Dunque, davanti a questo scenario, sembra difficile che una sola guida al consumo critico possa riuscire a produrre quel cambiamento culturale necessario. Senza una regia, una governance che riconverta questo modello produttivo e di consumo in senso ecologico, i risultati saranno pochi o nulli, anche perché ormai a forza di ingozzarci abbiamo “sforzato, fino a romperli, i meccanismi che ci danno il senso di sazietà. In altre parole ci pare di avere sempre fame e consumiamo in maniera scandalosa contro ogni logica igienica e del buon senso comune”. Fino ad arrivare a non distinguere più quali sono i nostri bisogni e quando questi sono soddisfatti (e lo dimostra appunto la patologia dello shopping compulsivo). Purtroppo, in noi la prospettiva consumistica ha attecchito sempre più perché il sistema ci fa credere che la nostra felicità passi attraverso l’avere.
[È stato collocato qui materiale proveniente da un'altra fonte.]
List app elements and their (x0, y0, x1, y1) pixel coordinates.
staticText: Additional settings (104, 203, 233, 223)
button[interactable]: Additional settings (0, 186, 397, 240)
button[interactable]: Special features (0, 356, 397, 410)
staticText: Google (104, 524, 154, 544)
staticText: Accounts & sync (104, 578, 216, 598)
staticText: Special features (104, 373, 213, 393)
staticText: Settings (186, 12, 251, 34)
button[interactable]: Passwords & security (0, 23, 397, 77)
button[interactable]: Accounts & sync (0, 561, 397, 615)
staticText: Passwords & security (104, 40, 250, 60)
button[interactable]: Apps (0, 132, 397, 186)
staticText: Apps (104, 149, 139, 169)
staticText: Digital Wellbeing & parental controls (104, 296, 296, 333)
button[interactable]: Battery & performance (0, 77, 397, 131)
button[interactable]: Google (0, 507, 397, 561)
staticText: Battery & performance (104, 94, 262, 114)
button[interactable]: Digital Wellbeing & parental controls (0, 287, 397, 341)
Gran parte dell’attività economica tradizionale, però, è indifferente al concetto di benessere dell’essere umano ossia alla soddisfazione di bisogni fondamentali come il cibo, la casa, una buona salute, relazioni solide e la possibilità di realizzare il potenziale di ogni singolo individuo. (Da questo punto di vista si spiega perché il perseguimento del maggior Pil- indice di misura inadeguato per la misurazione del benessere, dei cambiamenti sociali, economici e climatici – sia uno degli obiettivi politici fondamentali di ogni Paese).

Le conseguenze ambientali della corsa della crescita economica minacciano la stabilità dell’economia globale. Se poi a tutto ciò aggiungiamo gli impatti socio economici della vita moderna (come che i 2,5 miliardi di persone vivono con 2 dollari al giorno o che nelle società industrializzate è sempre più in aumento l’obesità, le malattie correlate e i disturbi psichici) ecco che la necessità di ripensare obiettivi e modalità delle economie moderne diventa evidente.

Perché le economie basate sul modello convenzionale dove la natura non è altro che un serbatoio dal quale attingere, dove il profitto è l’unico scopo sono sempre più distruttive e disinteressate al benessere dell’essere umano.

Ma è anche vero che il passaggio da un’economia mirata alla crescita tout court a un’economia come la definisce Gesualdi della “sazietà” è una “operazione difficile non solo per i cambiamenti che impone agli stili di vita, ma soprattutto per le novità che comporta rispetto a temi come il lavoro e la gestione dell’economia pubblica”.

La questione quindi sta nel come riorientare l’economia verso la sostenibilità. Nell’attuale situazione globale in cui è emerso chiaramente che esiste un intreccio fra crisi ecologica, climatica economia e sociale, in cui è pure emerso che l’attuale modello di sviluppo (mirato a una crescita illimitata) impedisce di garantire un futuro stabile al pianeta.

Dunque il nuovo modello economico – a prescindere di come lo si voglia qualificare – dovrà tenere conto dei limiti delle risorse materiali ed energetiche, delle disuguaglianze con cui queste vengono utilizzate e la disparità fra chi ha ricchezza in capitale naturale e chi lo sfrutta per garantire il proprio tenore di ricchezza.